Y A R G I T A Y K A R A R I
Temyiz isteminin süresi içinde olduğu anlaşıldıktan sonra dosyadaki bütün kağıtlar okunup gereği düşünüldü.Davacı vekili dava dilekçesinde; davacının reşit olduğunu, üniversiteye hazırlandığını, davalı babasının gelir düzeyinin iyi olduğunu belirterek, 500 TL yardım nafakası takdir edilmesini talep etmiştir.Davalı cevap dilekçesinde; davacının çalıştığını, kendisinin ekonomik durumunun iyi olmadığını belirterek, davanın reddini talep etmiştir.Mahkemece; davanın kısmen kabulüne karar verilmiş, hüküm davalı tarafından temyiz edilmiştir.TMK. 364.maddesinde; “Herkes, yardım etmediği takdirde yoksulluğa düşecek olan üstsoyu ve altsoyu ile kardeşlerine nafaka vermekle yükümlüdür” düzenlemesi ve HMK.26.maddesinde; “Hakim tarafların talep sonuçlarıyla bağlıdır; ondan fazlasına veya başka bir şeye karar veremez.
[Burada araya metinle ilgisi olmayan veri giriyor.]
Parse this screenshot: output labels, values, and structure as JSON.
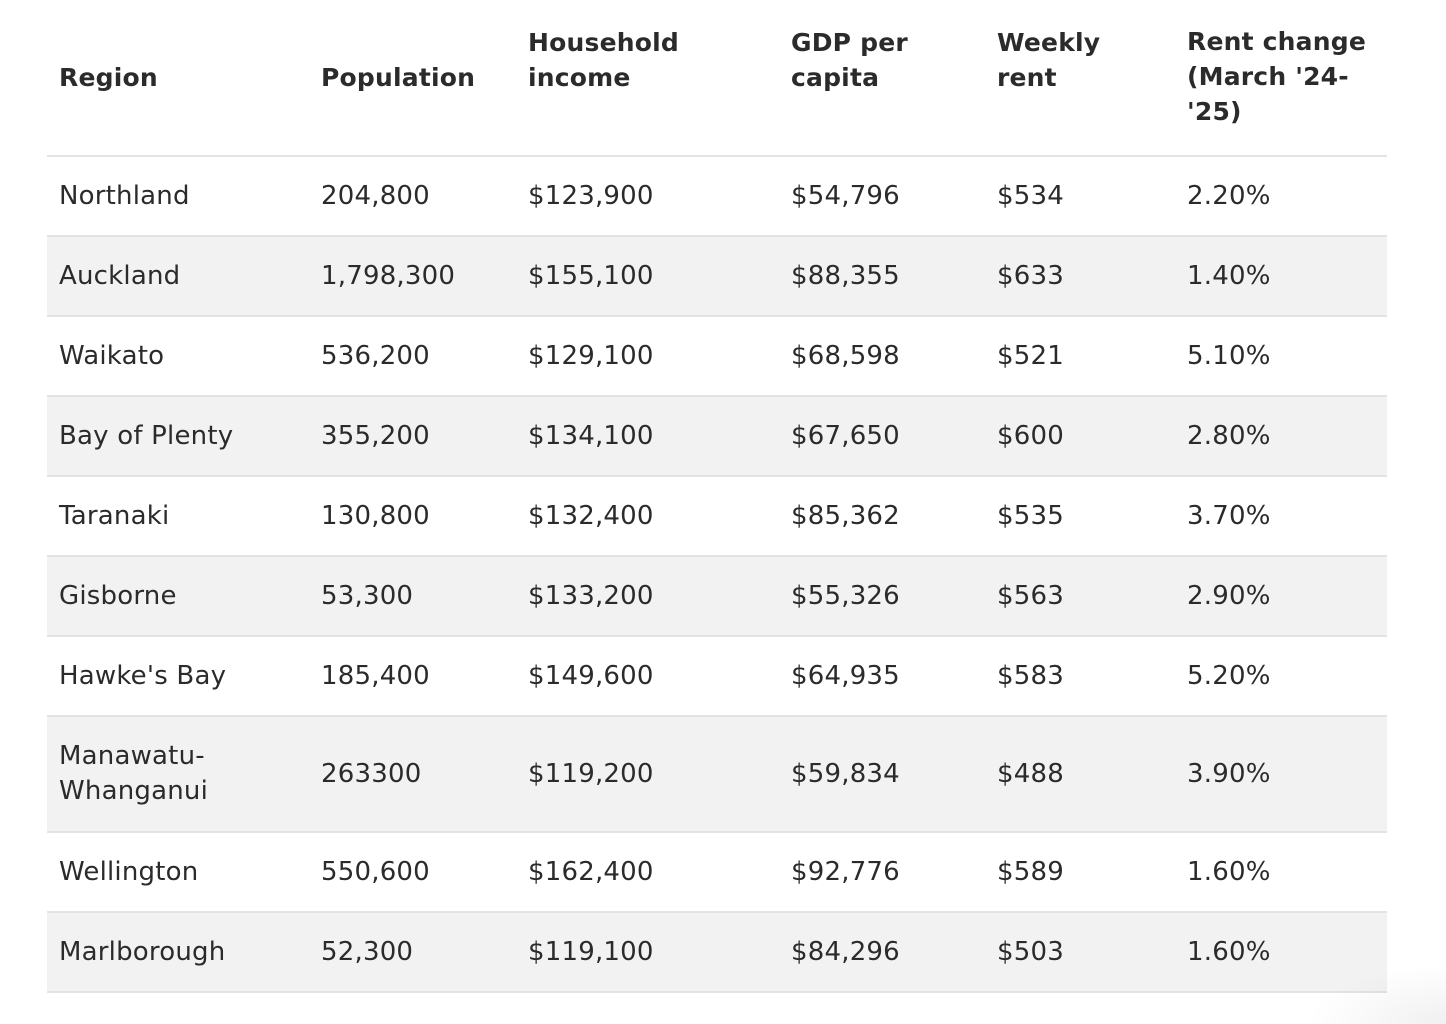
{
  "table": {
    "headers": [
      "Region",
      "Population",
      "Household income",
      "GDP per capita",
      "Weekly rent",
      "Rent change (March '24-'25)"
    ],
    "rows": [
      [
        "Northland",
        "204,800",
        "$123,900",
        "$54,796",
        "$534",
        "2.20%"
      ],
      [
        "Auckland",
        "1,798,300",
        "$155,100",
        "$88,355",
        "$633",
        "1.40%"
      ],
      [
        "Waikato",
        "536,200",
        "$129,100",
        "$68,598",
        "$521",
        "5.10%"
      ],
      [
        "Bay of Plenty",
        "355,200",
        "$134,100",
        "$67,650",
        "$600",
        "2.80%"
      ],
      [
        "Taranaki",
        "130,800",
        "$132,400",
        "$85,362",
        "$535",
        "3.70%"
      ],
      [
        "Gisborne",
        "53,300",
        "$133,200",
        "$55,326",
        "$563",
        "2.90%"
      ],
      [
        "Hawke's Bay",
        "185,400",
        "$149,600",
        "$64,935",
        "$583",
        "5.20%"
      ],
      [
        "Manawatu-Whanganui",
        "263300",
        "$119,200",
        "$59,834",
        "$488",
        "3.90%"
      ],
      [
        "Wellington",
        "550,600",
        "$162,400",
        "$92,776",
        "$589",
        "1.60%"
      ],
      [
        "Marlborough",
        "52,300",
        "$119,100",
        "$84,296",
        "$503",
        "1.60%"
      ]
    ]
  }
}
Duruma göre talep sonucundan daha azına karar verebilir” düzenlemesi bulunmaktadır.Somut olayda; davalı, babasından yardım nafakası talep eden davacı oğulun 05.06.2012 tarihli duruşmada; “…şu anda bir işe girdim, ancak dava açtığımızda okuyordum. İşsizdim bu nedenle, yardım nafakası davasını açtık. 08 Mayıs 2012 tarihinde işe girdim. Bu nedenle bu aradaki mesafe açısından avukatımın beyanlarına katılıyorum. Bu süre için yardım nafakası talebinde bulundum…” dediği anlaşılmaktadır.Mahkemece; “davanın kısmi kabulü ile dava tarihinden itibaren geçerli olmak üzere 200 TL yardım nafakasının davalıdan alınarak davacıya verilmesine” şeklinde hüküm oluşturularak, açıkça işe girdiği tarihe kadar yardım nafakası istediğini beyan eden davacının talebinin aşılarak, HMK. 26.maddesine aykırı hüküm kurulması doğru bulunmamıştır. Ayrıca, gerekçe bölümünde “…davacı asilin ve davacı vekilinin duruşmalarda müvekkilinin çalışmaya başladığını beyan etmesi üzerine, sözkonusu nafakanın karar kesinleştikten sonra devamı uygun görülmemiş…” ifadesine yer verildiği halde, hüküm fıkrasında yardım nafakasının hangi tarihe kadar devam edeceğinin belirlenmemesi, çelişki oluşturduğundan isabetli bulunmamıştır.Mahkemece; yanılgılı değerlendirme ve eksik inceleme ile karar verilmiş olması doğru bulunmamış, kararın bozulması gerekmiştir.Bu itibarla yukarıda açıklanan esaslar gözönünde tutulmaksızın yazılı şekilde hüküm tesisi isabetsiz, temyiz itirazları bu nedenlerle yerinde olduğundan kabulü ile hükmün HUMK.nun 428. maddesi gereğince BOZULMASINA ve peşin alınan temyiz harcının istek halinde temyiz edene iadesine, 10.12.2012 tarihinde oybirliğiyle karar verildi.